Internationalisierung kommt meist spät und laut: ein Deal in einem neuen Markt oder ein Partner, der das Produkt bis Freitag in seiner Sprache braucht. Bis dahin ist die Codebasis voller fest verdrahteter Strings, dreifach unterschiedlich formatierter Daten und eines Backends, das sich immer nur eine Locale vorgestellt hat. So gehe ich i18n an, damit es wartbar bleibt, statt zur Steuer auf jedes künftige Feature zu werden.

Beginne an der Grenze, nicht bei den Strings

Der Instinkt ist, sichtbaren Text durch Übersetzungs-Keys zu ersetzen. Das ist der einfache Teil. Der schwierigere Teil ist überall dort, wo eine Locale still einsickert: Zahlen- und Währungsformatierung, Datum und Zeitzonen, Pluralisierung, Sortierreihenfolge und Textrichtung. Entscheide früh, wo in deinem System die Locale-Grenze liegt, und behandle alles, was sie überquert, standardmäßig als locale-bewusst.

In der Praxis heißt das: ein einziger aufgelöster Locale-Wert, der von der Anfrage bis zum Rendering durchgereicht wird — niemals auf halbem Weg im Stack aus einer Vermutung neu hergeleitet.
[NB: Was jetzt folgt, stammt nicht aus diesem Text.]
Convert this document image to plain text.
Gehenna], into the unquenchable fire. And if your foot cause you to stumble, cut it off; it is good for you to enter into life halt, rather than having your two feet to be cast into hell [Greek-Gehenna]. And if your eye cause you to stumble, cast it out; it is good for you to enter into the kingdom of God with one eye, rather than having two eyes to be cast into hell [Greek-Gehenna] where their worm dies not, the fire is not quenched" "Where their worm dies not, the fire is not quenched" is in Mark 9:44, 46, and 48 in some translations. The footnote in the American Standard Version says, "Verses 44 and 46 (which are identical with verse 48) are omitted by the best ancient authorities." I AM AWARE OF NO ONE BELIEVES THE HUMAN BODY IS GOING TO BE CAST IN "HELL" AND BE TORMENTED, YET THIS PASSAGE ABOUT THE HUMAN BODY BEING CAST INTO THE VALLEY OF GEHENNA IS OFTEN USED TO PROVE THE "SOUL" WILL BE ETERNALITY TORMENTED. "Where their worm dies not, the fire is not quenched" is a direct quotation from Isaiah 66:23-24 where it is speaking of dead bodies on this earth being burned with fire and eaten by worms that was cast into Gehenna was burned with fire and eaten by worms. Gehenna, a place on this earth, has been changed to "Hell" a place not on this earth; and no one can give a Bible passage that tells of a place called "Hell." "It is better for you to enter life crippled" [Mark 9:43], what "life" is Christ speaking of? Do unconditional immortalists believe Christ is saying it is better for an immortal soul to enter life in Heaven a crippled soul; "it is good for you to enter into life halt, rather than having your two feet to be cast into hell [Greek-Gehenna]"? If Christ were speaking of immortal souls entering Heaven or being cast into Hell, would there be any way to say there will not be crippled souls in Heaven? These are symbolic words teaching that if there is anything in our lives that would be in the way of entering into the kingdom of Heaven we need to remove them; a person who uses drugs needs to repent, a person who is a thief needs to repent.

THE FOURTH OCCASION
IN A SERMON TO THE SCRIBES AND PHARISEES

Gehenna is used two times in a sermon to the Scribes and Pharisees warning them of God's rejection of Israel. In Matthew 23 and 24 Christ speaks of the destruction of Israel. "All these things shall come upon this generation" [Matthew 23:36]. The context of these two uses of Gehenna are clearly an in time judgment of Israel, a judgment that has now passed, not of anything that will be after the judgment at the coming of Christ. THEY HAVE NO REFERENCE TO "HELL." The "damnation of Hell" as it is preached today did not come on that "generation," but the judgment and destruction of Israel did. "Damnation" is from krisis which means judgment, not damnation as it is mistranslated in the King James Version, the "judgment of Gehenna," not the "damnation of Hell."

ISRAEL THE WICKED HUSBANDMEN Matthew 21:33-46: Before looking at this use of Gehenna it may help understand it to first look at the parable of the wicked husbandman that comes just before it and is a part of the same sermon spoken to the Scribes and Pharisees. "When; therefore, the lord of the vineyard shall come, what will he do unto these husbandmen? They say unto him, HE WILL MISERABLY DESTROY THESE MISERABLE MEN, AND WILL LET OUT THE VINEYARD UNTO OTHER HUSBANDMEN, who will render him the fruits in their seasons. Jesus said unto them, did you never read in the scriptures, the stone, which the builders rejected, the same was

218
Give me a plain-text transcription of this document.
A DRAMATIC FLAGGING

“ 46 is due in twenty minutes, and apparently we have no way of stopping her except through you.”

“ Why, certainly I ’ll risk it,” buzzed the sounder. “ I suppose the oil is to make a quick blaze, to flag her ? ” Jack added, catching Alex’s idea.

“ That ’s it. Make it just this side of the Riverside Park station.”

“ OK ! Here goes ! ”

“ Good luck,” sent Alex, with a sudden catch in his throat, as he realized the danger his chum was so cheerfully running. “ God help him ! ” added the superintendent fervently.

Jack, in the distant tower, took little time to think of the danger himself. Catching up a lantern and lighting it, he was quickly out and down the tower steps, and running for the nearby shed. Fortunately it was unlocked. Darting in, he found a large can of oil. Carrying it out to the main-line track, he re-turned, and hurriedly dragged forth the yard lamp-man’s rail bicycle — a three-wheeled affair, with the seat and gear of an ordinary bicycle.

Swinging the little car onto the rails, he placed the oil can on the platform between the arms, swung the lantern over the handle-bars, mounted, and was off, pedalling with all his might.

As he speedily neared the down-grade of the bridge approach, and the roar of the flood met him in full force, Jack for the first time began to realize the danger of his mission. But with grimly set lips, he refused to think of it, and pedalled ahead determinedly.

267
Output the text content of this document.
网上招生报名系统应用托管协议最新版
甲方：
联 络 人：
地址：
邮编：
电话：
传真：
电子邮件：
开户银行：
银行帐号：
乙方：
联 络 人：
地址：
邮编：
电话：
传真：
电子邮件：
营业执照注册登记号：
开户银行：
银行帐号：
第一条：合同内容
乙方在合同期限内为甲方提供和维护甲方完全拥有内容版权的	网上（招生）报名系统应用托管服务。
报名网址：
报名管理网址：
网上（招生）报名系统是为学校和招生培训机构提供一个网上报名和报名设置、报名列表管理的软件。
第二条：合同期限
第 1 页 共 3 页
Auf dem Client: eine Bibliothek und eine einzige Quelle der Wahrheit

Wähle eine etablierte Bibliothek, statt eine eigene zu bauen. Ich greife zu i18next: framework-unabhängig, kampferprobt, und du erbst die hart erarbeiteten Sonderfälle der Community. Halte das Setup dann langweilig. Eine einzige JSON-Datei mit Übersetzungen reicht meist; greife erst zu Namespaces, verschachtelten Keys oder Backend-geladenen Bundles, wenn eine echte Einschränkung — etwa die Bundle-Größe — es erzwingt. Jede davon fügt eine Möglichkeit hinzu, einen Key aus den Augen zu verlieren.

Gib Keys Struktur mit einer selbsterklärenden, BEM-inspirierten Konvention wie userSettingsPage.languageSwitch, und lass Tooling sie ehrlich halten. Der i18next-parser scannt die Codebasis, entfernt tote Keys und ergänzt neue; in TypeScript-Projekten verwandelt das Generieren eines Key-Typs eine fehlende Übersetzung in einen Compile-Fehler statt in eine Überraschung in der Produktion.

{
  "userSettingsPage.languageSwitch": "Language",
  "checkout.items": "{count, plural, one {# item} other {# items}}",
  "checkout.total": "Total: {amount, number, ::currency/EUR}"
}

Das ICU-Message-Format für Plurale und Interpolation zu nutzen, hält grammatische Logik aus deinen Komponenten heraus und an dem einen Ort, den Übersetzer tatsächlich erreichen können.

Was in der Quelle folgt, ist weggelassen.